I've given you regular C++ code below. However, this will work on the Arduino framework, it's just that the lack of printf() would have made this code even longer:
const char* path ="ch01.xhtml";
file_stream fs(path);
if(!fs.caps().read) {
printf("couldn't find file\r\n");
return -1;
}
ml_reader mr(&fs);
int first_attr_val = 0;
ml_node_type ont = ml_node_type::initial;
int empty_elem = 0;
while(mr.read()) {
switch(mr.node_type()) {
case ml_node_type::comment:
case ml_node_type::pi:
case ml_node_type::notation:
case ml_node_type::element:
case ml_node_type::content:
if(ont==ml_node_type::attribute||
ont==ml_node_type::attribute_end||
ont==ml_node_type::element) {
if(empty_elem) {
printf("/");
}
printf(">");
}
break;
}
switch(mr.node_type()) {
case ml_node_type::comment:
printf("<!--");
break;
case ml_node_type::comment_end:
printf("-->");
break;
case ml_node_type::pi:
printf("<?%s ",mr.value());
break;
case ml_node_type::pi_end:
printf("?>");
break;
case ml_node_type::notation:
printf("<!%s ",mr.value());
break;
case ml_node_type::element:
printf("<%s",mr.value());
break;
case ml_node_type::attribute:
printf(" %s",mr.value());
first_attr_val = 1;
break;
case ml_node_type::attribute_content:
if(0!=first_attr_val) {
first_attr_val = 0;
if(0!=mr.attribute_quote())
printf("=%c",mr.attribute_quote());
else
printf("=");
}
printf("%s",mr.value());
break;
case ml_node_type::element_end:
if(!mr.is_empty_element()) {
if(ont==ml_node_type::attribute||
ont==ml_node_type::attribute_end||
ont==ml_node_type::element) {
printf(">");
}
printf("</%s>",mr.value());
} else {
printf("/>");
}
break;
case ml_node_type::attribute_end:
first_attr_val=0;
if(0!=mr.attribute_quote())
printf("%c",mr.attribute_quote());
break;
case ml_node_type::comment_content:
case ml_node_type::pi_content:
case ml_node_type::notation_content:
case ml_node_type::content:
printf("%s",mr.value());
break;
case ml_node_type::notation_end:
printf(">");
break;
}
ont = mr.node_type();
if(ont==ml_node_type::element) {
empty_elem = mr.is_empty_element();
}
}
printf("\r\ndone!\r\n");
return 0;
Like my other recent offerings, this uses my stream library (included) to handle I/O. Once again, the STL isn't always available under IoT so that precludes using std::iostream<> because it's questionable how much of it is implemented under any given Arduino framework implementation.

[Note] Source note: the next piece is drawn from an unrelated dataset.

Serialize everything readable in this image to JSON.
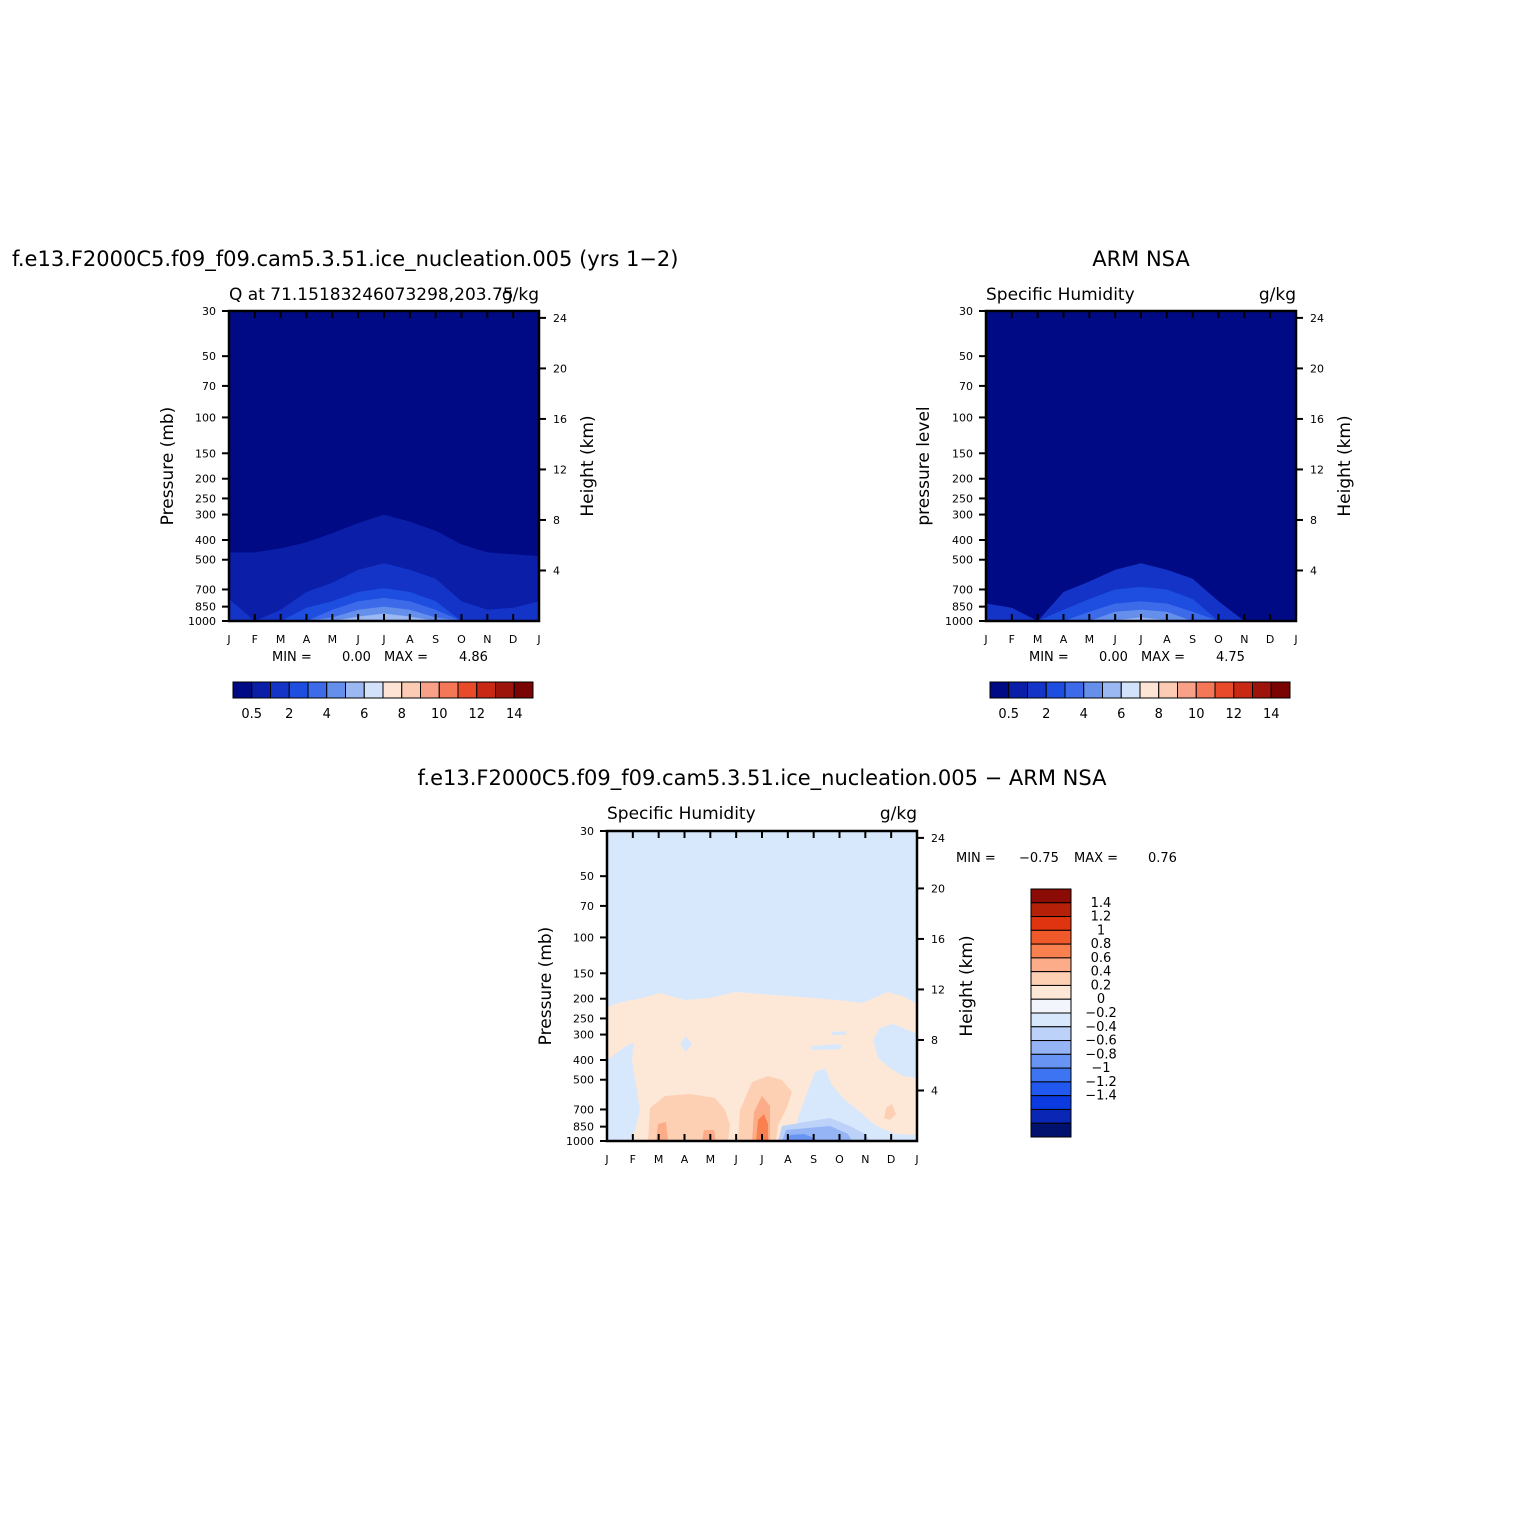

In ml_reader_fa.hpp, you'll find several large arrays of integers. These are deterministic finite state automata tables. What they do is they help decode entities like or A. At the bottom of that file is code to match text based on those state machines, of which there are two - one for XML and one that includes both HTML and XML. What it does is read characters out of a stream one at a time, and run the selected state machine over the input until it gets to an "accepting state." Once reached, the accepting state contains the Unicode codepoint that the entity translates to, so for example, will resolve to 0xA0.
I didn't hand build those arrays. That would have been next to impossible. Instead, I wrote a C# application, ml_entity_gen. It is based on the code for Rolex, a lexer generator I wrote last year for C# and VB.NET. However, I've gutted it for the code I needed and then built some quick and dirty routines to generate C++ arrays instead. I've included to code for curiosity's sake although if you want some legible code for the lexer generator stuff, download the Rolex project. The source in the above project is minimized for reasons.